FS Investment Corporation IV, a publicly registered, non-traded business development company sponsored by FS Investment (formerly known as Franklin Square Capital Partners), has filed an amendment to its currently effective registration statement order to extend the offering of shares of its class T common stock. In addition, on December 15, 2016, the Company filed Post-Effective Amendment No. 6 (“Post-Effective Amendment No. 6”) to its Registration Statement, which revises certain terms of the Offering (collectively, the “Amendments”).

Previously, the company announced that it would close the offering if it did not receive a satisfactory exemptive order from the Securities and Exchange Commission permitting it to offer additional classes of common stock by January 6, 2017 (one year from the date upon which it satisfied its minimum offering requirement). Now, whether or not it receives the requested exemptive relief, the company has determined to amend it registration statement in order to continue the offering. Should the company receive the relief, it has indicated that it will amend its registration statement to offer additional classes of common stock.

In connection with the continuation of the offering, the company has also made changes to the compensation of the dealer manager for the Offering and selected broker-dealers, as disclosed in the recently filed the Post-Effective Amendment No. 6.
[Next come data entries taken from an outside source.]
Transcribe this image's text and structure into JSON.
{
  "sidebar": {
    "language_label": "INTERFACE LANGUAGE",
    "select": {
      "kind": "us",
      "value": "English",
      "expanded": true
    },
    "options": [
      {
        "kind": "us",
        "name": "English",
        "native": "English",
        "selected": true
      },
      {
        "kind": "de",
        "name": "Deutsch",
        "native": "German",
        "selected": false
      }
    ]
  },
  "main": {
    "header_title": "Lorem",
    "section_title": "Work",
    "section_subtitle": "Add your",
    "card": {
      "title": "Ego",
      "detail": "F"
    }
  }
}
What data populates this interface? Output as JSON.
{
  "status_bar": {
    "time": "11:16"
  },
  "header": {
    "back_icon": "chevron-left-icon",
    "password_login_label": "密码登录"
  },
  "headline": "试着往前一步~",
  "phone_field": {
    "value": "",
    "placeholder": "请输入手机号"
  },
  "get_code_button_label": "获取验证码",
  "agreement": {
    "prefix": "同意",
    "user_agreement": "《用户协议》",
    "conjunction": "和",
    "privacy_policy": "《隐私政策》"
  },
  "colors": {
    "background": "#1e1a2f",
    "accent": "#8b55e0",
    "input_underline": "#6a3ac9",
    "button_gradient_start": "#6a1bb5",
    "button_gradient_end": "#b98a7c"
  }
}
Except as otherwise described in the amended prospectus, the dealer manager will receive upfront selling commissions of up to 3 percent and dealer manager fees of up to 1.25 percent of the gross proceeds received on class T shares sold in the offering. The company expects that all of the upfront selling commissions and all or a portion of the dealer manager fees will be reallowed to selected broker-dealers and financial representatives.

For class T shares sold in the Offering after the date of the amended prospectus, the company expects that selected broker-dealers and financial representatives will receive, through the reallowance of upfront selling commissions, dealer manager fees and distribution fees up to approximately 7.25 percent of the gross proceeds received on such shares, as compared to 8.95 percent prior to the effectiveness of the amendments.

FSIC IV’s class T shares will be subject to an annual distribution fee of 1 percent of the estimated value of such shares, as compared to 1.4 percent prior to the effectiveness of the amendments, as determined in accordance with applicable FINRA rules.

Distribution fees will be paid pursuant to a distribution plan adopted by the company. Except for class T shares purchased through investment advisors whose contracts for investment advisory and related services include a fixed or “wrap” fee or other asset-based fee arrangement, all of the distribution fee is expected to be reallowed to selected broker-dealers and financial representatives. The distribution fee will compensate the company’s affiliated dealer manager and its affiliates, selected broker-dealers and financial representatives for services rendered and expenses incurred in connection with the ongoing marketing, sale and distribution of the company’s shares.

FSIC IV will stop paying the distribution fee with respect to any outstanding class T share when the total underwriting compensation from the upfront selling commissions, dealer manager fees and distribution fee attributable to such share equals 7.25 percent of gross offering proceeds. This amount is referred to as the sales charge cap. The sales charge cap applicable to certain shares, including shares sold prior to the date of the Amended Prospectus, will be reduced by the amount of any upfront sales load that is waived for such shares or to otherwise account for any lower upfront sales load paid by an investor with respect to such shares.

Provided the company offers a class of common stock with no sales loads or asset-based service or distribution fees in the future, upon a class T share reaching the applicable sales charge cap, such share will be converted into a share of such no-load share class and will no longer be subject to an ongoing distribution fee. If FSIC IV does not receive a satisfactory exemptive order to offer additional share classes and therefore does not offer a no-load share class, the distribution fee for all class T shares will terminate upon the earliest of: any class T share purchased after the date of the amended prospectus reaching the applicable sales charge cap, the company’s dealer manager advising the company that the aggregate underwriting compensation payable from all sources (determined in accordance with applicable FINRA rules) would be in excess of 10 percent of the gross proceeds of the offering and a liquidity event.

Under terms of the amended prospectus, Class T shares tendered pursuant to the company’s share repurchase program are no longer subject to a contingent deferred sales charge. Class T shares tendered pursuant to the company’s current quarterly repurchase offer that expires on December 29, 2016 will continue to be subject to a contingent deferred sales charge.

FS Investments was founded in 2007 and is headquartered in Philadelphia with offices in Orlando and Washington, DC. The firm currently manages six funds with more than $18 billion in assets under management as of September 30, 2016 and co-manages an operating company. Its affiliated broker-dealer, FS Investment Solutions distributes its offerings.